René Lalique
Filed Under: Object as Art
When perfume bottles were designed to be kept.
Filed Under: Object as Art
I’ve been saving images of fragrance bottles for the past little while, and recently realized that most of them were the work of René Lalique. Objects so intricate and otherworldly that they deserved a moment of pause and celebration.
René Lalique was a renowned French jeweller and glass artist active in the late 19th and early 20th centuries. He is well known for his Art Nouveau and Art Deco style that spanned across jewelry, sculptures, chandeliers and perfume bottles.
At the turn of the 20th century, within the European commercial perfume industry, fragrance was rarely packaged in anything remarkable. Fragrance was sold in plain containers, with decorative bottles treated as separate purchases. That began to shift when perfumer François Coty invited René Lalique to bring his artistic practice into the world of perfume.
Their work transformed the industry. Lalique began designing bottles that were not simply vessels for fragrance, but works of art in their own right - elevating the perfume bottle from container to object.
Trained as a jeweller and celebrated for his glasswork, Lalique applied the same level of craftsmanship and symbolism to perfume bottles as he did to sculptures. Scenes and motifs were molded directly into the glass - opacity, weight, and form became a part of the experience.
He became extremely well known for his adorned designs, many of which are now highly sought after by collectors.
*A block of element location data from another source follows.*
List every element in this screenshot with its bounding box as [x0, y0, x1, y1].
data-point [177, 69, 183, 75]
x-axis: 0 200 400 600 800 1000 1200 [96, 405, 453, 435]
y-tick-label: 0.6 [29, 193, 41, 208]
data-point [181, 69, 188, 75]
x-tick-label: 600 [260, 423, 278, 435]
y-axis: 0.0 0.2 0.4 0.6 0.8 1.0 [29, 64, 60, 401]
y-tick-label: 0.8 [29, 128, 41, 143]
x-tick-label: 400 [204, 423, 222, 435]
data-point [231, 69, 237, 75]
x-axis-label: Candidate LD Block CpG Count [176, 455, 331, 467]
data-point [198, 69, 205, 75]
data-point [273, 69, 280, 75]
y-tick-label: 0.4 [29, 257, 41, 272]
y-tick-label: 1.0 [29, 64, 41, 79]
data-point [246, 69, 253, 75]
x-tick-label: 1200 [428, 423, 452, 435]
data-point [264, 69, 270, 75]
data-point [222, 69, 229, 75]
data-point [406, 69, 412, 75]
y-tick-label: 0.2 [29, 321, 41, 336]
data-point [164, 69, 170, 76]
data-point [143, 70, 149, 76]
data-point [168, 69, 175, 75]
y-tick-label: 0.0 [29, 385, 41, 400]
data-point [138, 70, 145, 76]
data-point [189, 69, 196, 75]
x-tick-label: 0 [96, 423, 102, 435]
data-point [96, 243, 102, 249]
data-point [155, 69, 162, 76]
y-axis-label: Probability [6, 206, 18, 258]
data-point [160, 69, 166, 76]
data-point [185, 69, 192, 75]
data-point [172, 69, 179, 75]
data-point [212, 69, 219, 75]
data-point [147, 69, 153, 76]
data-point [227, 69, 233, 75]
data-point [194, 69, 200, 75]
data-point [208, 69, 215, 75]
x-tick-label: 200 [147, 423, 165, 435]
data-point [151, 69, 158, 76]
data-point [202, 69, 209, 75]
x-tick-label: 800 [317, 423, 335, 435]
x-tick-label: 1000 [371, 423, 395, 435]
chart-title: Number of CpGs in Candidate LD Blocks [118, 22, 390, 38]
One of which being René Lalique’s Trésor de la Mer (Treasure of the Sea), an extremely rare Art Deco perfume presentation designed and created between 1936 and 1939 for Saks Fifth Avenue’s 50th anniversary. The piece was a two-part structure featuring an opalescent glass clamshell that opened to reveal a frosted glass perfume bottle shaped like a pearl. Only 100 have been produced, with one sold for a record of $216,000 in 2006.




Drawing heavily from nature and the body, Lalique’s inspiration wasn’t decorative, it was structural. When asked about the subjects that drove his practice, he explained that the inspiration was all around him, and within us. “The fruit is ripe, all that remains is for me to pick it”. His work reflects that belief: bottles shaped by nature, repetition, and movement.
These objects were meant to be displayed and kept long after the fragrance itself had faded. In doing so, Lalique quietly redefined the role of the perfume bottle, establishing a precedent that would shape luxury packaging for generations to come.
The modern Lalique bottles are still beautiful, don’t go me wrong, but the vintage bottles are something else entirely. They weren’t designed as packaging, they were created as objects first.
Where contemporary bottles often prioritize branding, Lalique’s originals prioritized form. Today, I’m drawn to fragrance brands that design with that same sensibility - where the object is considered as carefully as what it holds.
A few modern fragrances I’ve been drawn to lately:
A palm-sized container with a luxurious weight, sitting heavy in the hand and engraved with the brands monogram on top. Smooth and considered with a deeply satisfying close.
The SIDIA team recently launched MIDAS, a new fragrance I was lucky enough to be apart of on the Art Direction side for the campaign video. The scent itself leans warm and sensual - offered both as a body mist and in this luxe solid format.
A fragrance line defined by fluid, organic bottles, each shaped by subtle asymmetry and non-uniform form. Developed in collaboration with HEINZ-GLAS, the bottles vary in finish - some softly frosted, others more translucent, catching light differently depending on angle and finish.
A carved glass bottle grounded by a solid stone base. The bottle itself feels architectural in nature. Its sense of luxury isn’t defined by the name alone, but the material and make itself.












«BE CAREFUL THIS IS LALIQUE»
(C) Lily Van Der Woodsen
I love the Botega bottles! One of my own treasures is a Salvador Dali bottle from the mid-80s that is shaped like a nose and mouth/lips.